How Uhuru Could Allow for a Raila, Ruto 2022 Alliance - Manyora

  • President Uhuru Kenyatta, William Ruto and Raila Odinga hold hands during the Interdenominational prayers at the KICC. Panelist Herman Manyora on November 18 called upon the leaders to statesmen and put the country first. File
  • Political analyst Herman Manyora, speaking on a panel on NTV's Am Live on November 18, argued that a sit-down between President Uhuru Kenyatta, his deputy William Ruto and ODM leader, Raila Odinga, would set the stage for a different kind of political alliance in 2022.

    The political tension that Manyora claimed the country was experiencing, was due to the apparent exclusion of the deputy president from the March 9, 2018, handshake between President Kenyatta and Raila.

    Manyora argued that a sitdown between the three leaders would ensure the smooth running of the country and as a result prompt president Uhuru to leave it up to Raila and Ruto to work out a 2022 leadership strategy.

    President Uhuru Kenyatta claps on as Raila Odinga and William Ruto shake hands. On November 18, panelist Herman Manyora urged the leaders to work together in securing the country's future.
    President Uhuru Kenyatta claps on as Raila Odinga and William Ruto shake hands on May 31, 2018, at the Safari Park Hotel.

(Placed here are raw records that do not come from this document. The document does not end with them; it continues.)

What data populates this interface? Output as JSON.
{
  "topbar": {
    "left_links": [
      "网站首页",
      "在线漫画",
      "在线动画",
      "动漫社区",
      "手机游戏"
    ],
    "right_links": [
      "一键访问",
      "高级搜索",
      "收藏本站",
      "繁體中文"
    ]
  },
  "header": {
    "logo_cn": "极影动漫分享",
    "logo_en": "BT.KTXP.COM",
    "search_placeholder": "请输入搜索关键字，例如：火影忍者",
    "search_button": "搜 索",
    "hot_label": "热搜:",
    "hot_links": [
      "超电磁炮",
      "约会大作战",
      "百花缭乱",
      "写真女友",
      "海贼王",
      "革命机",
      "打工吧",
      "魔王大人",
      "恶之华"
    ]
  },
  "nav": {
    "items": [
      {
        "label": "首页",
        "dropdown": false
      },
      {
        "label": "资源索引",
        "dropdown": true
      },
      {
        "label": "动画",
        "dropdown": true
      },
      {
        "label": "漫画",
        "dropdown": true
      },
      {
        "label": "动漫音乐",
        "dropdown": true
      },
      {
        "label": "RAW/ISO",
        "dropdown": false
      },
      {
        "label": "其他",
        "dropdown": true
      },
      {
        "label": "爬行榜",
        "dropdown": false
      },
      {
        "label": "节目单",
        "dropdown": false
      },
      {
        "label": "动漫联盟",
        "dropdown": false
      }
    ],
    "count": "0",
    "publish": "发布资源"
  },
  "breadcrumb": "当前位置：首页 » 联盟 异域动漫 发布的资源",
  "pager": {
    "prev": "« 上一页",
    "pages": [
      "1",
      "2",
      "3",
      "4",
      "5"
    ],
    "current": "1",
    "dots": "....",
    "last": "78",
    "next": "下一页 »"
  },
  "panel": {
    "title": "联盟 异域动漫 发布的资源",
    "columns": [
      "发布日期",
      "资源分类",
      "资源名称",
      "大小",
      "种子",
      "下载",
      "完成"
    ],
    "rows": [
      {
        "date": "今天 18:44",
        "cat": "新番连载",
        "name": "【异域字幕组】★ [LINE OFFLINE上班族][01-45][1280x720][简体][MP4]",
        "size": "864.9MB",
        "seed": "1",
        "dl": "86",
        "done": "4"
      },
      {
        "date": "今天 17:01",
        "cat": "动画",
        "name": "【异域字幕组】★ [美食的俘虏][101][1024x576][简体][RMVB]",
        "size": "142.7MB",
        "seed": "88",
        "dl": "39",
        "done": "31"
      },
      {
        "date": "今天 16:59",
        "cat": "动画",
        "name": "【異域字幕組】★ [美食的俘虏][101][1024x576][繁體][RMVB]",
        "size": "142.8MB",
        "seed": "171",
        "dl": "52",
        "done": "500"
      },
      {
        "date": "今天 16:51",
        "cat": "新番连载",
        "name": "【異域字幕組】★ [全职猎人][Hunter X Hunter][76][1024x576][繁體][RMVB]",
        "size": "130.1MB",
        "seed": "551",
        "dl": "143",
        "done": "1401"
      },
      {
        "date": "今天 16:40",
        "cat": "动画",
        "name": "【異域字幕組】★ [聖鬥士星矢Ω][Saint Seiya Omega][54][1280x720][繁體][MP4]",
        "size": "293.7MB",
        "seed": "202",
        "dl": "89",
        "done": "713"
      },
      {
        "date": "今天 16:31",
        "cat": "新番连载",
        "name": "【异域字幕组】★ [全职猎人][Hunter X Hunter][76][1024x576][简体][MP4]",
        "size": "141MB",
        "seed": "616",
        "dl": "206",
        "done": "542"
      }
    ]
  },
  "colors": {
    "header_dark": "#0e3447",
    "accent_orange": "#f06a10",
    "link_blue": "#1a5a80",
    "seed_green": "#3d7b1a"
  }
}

    "I am calling upon the three gentlemen to become statesmen. Where Ruto will have to sacrifice what is obviously his in an arrangement in which he might not be president or Raila sacrifices what now looks certain that he may be president in 2022," Manyora stated.

    "And then in that arrangement, Uhuru may then leave the leadership to these two gentlemen despite wanting to stay on," he added.

    Manyora admitted that the unity of the three leaders could result in the country lacking an opposition party, but insisted the country would, nevertheless, experience tremendous growth under that setup.

    "If Uhuru, Raila, and Ruto were to sit down today, in much light to when Uhuru Raila shook hands, this country would go forward in a very smooth way, it may mean in two, three election cycles, there may be no opposition but it will accord them serious pace in the run for leadership." He reiterated.

    He was contributing to a discussion occasioned by the lead story on The Standard's Monday issue titled "Who's fooling who?".

    He conceded that Uhuru could have been playing either of the two leaders (Raila or Ruto) but insisted that what was best for the country was the leaders working together.